Angst vor dem Alleinsein braucht dennoch keiner oder keine zu haben: Der Camino ist keine einsame Wüste und man begegnet unterwegs, in den Restaurants und Herbergen ständig Menschen, mit denen man ins Gespräch kommt und ein kleines oder auch etwas längeres Stück des Weges gemeinsam zurücklegt. Ich erinnere mich sehr gerne an diese Begegnungen, und gerade die Freiheit der Entscheidung, ob und wie lange man ein Stück des Caminos mit einander zurücklegen möchte, macht sie so wertvoll und einzigartig.

Stausee "La Grajera" hinter Logroño

Die Sprache ist dabei kaum ein Hindernis, denn praktisch jede/r versteht hier zumindest ein wenig Englisch, der Camino ist jedoch international und man trifft auch viele PilgerInnen, mit denen man sich in der eigenen Muttersprache unterhalten kann, d.h. Deutsche und ÖsterreicherInnen.

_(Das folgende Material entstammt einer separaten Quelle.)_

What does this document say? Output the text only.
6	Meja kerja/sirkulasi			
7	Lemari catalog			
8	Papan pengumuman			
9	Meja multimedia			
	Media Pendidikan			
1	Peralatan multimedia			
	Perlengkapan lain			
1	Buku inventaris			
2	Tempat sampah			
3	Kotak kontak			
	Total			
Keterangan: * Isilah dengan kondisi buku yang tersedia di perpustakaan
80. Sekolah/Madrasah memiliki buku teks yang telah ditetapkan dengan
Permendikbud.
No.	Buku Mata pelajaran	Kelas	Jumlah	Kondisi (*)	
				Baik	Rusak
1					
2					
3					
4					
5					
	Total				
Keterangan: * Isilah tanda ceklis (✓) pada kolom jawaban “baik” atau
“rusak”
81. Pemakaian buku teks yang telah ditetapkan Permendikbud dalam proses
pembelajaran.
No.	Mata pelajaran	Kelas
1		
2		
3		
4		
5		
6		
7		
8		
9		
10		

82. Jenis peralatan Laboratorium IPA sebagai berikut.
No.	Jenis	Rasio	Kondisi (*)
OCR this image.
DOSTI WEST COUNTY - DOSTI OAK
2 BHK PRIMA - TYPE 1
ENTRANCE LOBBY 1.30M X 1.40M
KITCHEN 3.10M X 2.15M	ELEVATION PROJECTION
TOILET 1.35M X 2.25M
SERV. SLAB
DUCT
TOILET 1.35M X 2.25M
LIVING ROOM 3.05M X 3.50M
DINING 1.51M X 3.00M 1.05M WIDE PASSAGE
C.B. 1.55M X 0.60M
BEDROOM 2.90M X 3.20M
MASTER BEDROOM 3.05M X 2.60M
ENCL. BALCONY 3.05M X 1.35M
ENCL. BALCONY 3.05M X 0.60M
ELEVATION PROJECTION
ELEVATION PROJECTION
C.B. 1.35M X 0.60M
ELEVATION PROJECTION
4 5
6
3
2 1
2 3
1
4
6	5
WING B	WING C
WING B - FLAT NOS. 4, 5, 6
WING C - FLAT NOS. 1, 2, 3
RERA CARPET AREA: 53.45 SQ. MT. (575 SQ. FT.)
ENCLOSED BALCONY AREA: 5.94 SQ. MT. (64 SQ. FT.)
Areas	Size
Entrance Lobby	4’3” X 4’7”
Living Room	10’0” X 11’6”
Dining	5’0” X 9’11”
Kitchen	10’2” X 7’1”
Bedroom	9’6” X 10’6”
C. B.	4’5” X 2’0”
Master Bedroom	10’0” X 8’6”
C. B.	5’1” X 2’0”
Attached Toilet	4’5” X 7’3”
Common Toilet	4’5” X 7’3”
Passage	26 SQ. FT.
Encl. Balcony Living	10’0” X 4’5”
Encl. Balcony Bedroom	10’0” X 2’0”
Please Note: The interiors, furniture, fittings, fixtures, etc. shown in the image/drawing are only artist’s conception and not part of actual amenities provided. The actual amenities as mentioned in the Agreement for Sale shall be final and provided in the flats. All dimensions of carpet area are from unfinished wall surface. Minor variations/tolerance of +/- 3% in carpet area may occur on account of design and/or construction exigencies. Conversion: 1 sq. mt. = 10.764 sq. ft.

Zusammenfassend möchte ich daher sagen, dass ich es - gerade beim Pilgern - für wichtig finde, in seinem eigenen Tempo gehen zu können. Erst dann bekommt man den Kopf frei. Ist das aus irgend einem Grund nicht möglich, d.h. ist man an andere Menschen oder eine Gruppe gebunden, so hilft nur große beidseitige Toleranz: Den/die andere einfach vorausgehen oder auch zurückbleiben lassen, einen Treffpunkt vereinbaren, kein falscher Ehrgeiz, gegebenenfalls auch akzeptieren, dass sich einer den schweren Rucksack transportieren lässt oder gar eine Etappe mit dem Bus fährt (das ist - ausgenommen die letzten 100 km - nicht verboten und es gibt viele Pilgergruppen, die es, allein schon aus zeitlichen Gründen, so halten).

Pilgergruppe - Malerei an den Wänden einer Unterführung (Túnel del Camino)

Zum Schluss vielleicht noch ein paar Worte zum Thema allein pilgernde Frauen: Trotz des tragischen Todes von Denise Thiem vor einem Jahr halte ich den Camino nicht für gefährlicher als andere Wege und Straßen, auf denen man allein unterwegs ist. Es macht auf jeden Fall Sinn, sich - und sei es nur für ein kurzes Stückchen - anderen anzuschließen oder, wenn man das nicht mag, andere Pilger und Pilgergruppen in Sichtweite zu behalten. Auch ein (aufgeladenes) Handy sollte man natürlich immer dabei haben, die Netzabdeckung ist - soweit ich feststellen konnte - fast zu 100% gegeben.